First/Last-Access Primitives

Primitives \(\mathrm{prim\_first}\) and \(\mathrm{prim\_last}\) define initialization and finalization steps applied to output tiles:

  • \(\mathrm{prim\_first}\) is applied the first time an output tile is accessed in a given schedule.

  • \(\mathrm{prim\_last}\) is applied the last time an output tile is accessed.

9.2. Tensor Operation Configuration#

Section 9.1 contains the formal specification of the Tiled Execution Intermediate Representation (TEIR). TEIR comprises two records: TEIR-Primitives, which specifies the primitives to be executed, and TEIR-Schedule, which defines how these primitives are applied to tiles of the tensors. This section describes the IR from the perspective of a user who configures a tensor operation using TEIR.

Table 9.2.1 TEIR Schedule — Axis Mapping#

Field

Meaning

Domain & constraints

dim_types

Axis roles across tensors (D axes)

{C, M, N, K} per axis

exec_types

Execution policy per axis (D axes)

{seq, shared, prim} per axis

dim_sizes

Positive extent per axis

array[D] of ℕ⁺

strides_in0

Strides of first input tensor

array[D] of ℕ — use 0 on axes not used by in0

strides_in1

Strides of second input tensor

array[D] of ℕ — use 0 on axes not used by in1

strides_out

Strides of output tensor

array[D] of ℕ — use 0 on axes not used by out

Table 9.2.1 provides a concise informal form of TEIR-Schedule. The field dim_types describes whether an axis is part of both inputs and the output (C), one of the inputs and the output (M or N), or only in the two inputs (K). The field exec_types specifies the execution type of each axis. Setting seq results in sequential execution of an axis. Shared memory parallelization is achieved with shared. Axes with type prim are consumed inside the primitives. The remaining fields describe the sizes of the axes in field dim_sizes and the data layout of the input and output tensors in strides_in0, strides_in1, and strides_out.

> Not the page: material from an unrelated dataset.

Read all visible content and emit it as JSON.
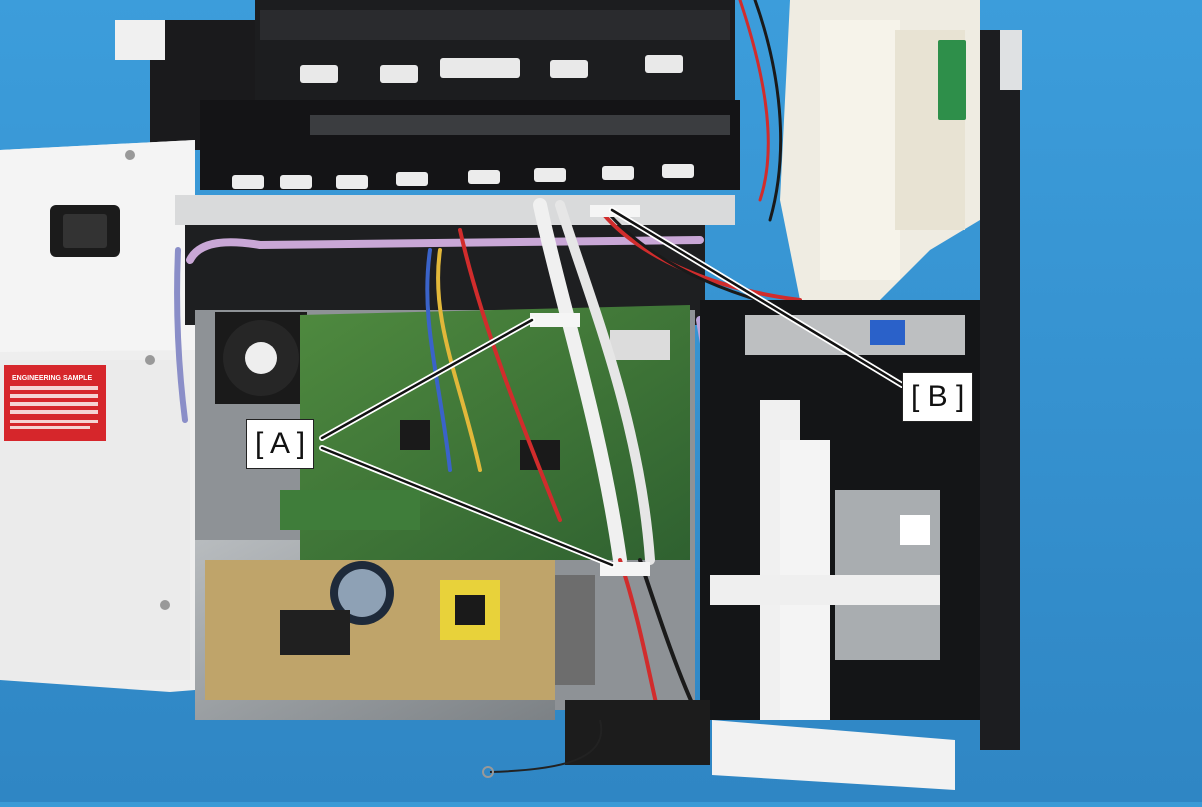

Table 9.2.2 TEIR Primitives — Primitive Specification#

Field

Meaning

Allowed values

data_type

Data type of inputs and output

{FP32, FP64}

prim_first

First-access primitive

{None, Zero, ReLU}

prim_main

Main primitive

{None, Copy, GEMM, BRGEMM}

prim_last

Last-access primitive

{None, ReLU}

Table 9.2.2 provides a short form of TEIR-Primitives. TEIR-Primitives contains four fields. data_type determines the data type of the input and the output tensors. In addition, up to three primitives can be used in TEIR. The first-access primitive (prim_first) is applied to a tile of the output tensor when it is accessed for the first time. Similarly, the last-access primitive (prim_last) is applied to a tile of the output tensor when accessing it for the last time. The possible types for prim_first and prim_last are:

None

No primitive is executed.

Zero

Zero the output tile.

ReLU

Apply ReLU to the output tile’s values.

By contrast, the main primitive (prim_main) is executed for every valid combination of input and output tiles in the TEIR schedule. The main primitive can have one of four types:

None

No primitive is executed.

Copy

Copy the input tile’s values to the output tile.

GEMM

Multiply two 2D input tiles and add the result to the 2D output tile.

BRGEMM

Perform a BRGEMM operation on two 3D input tiles and add the result to the 2D output tile.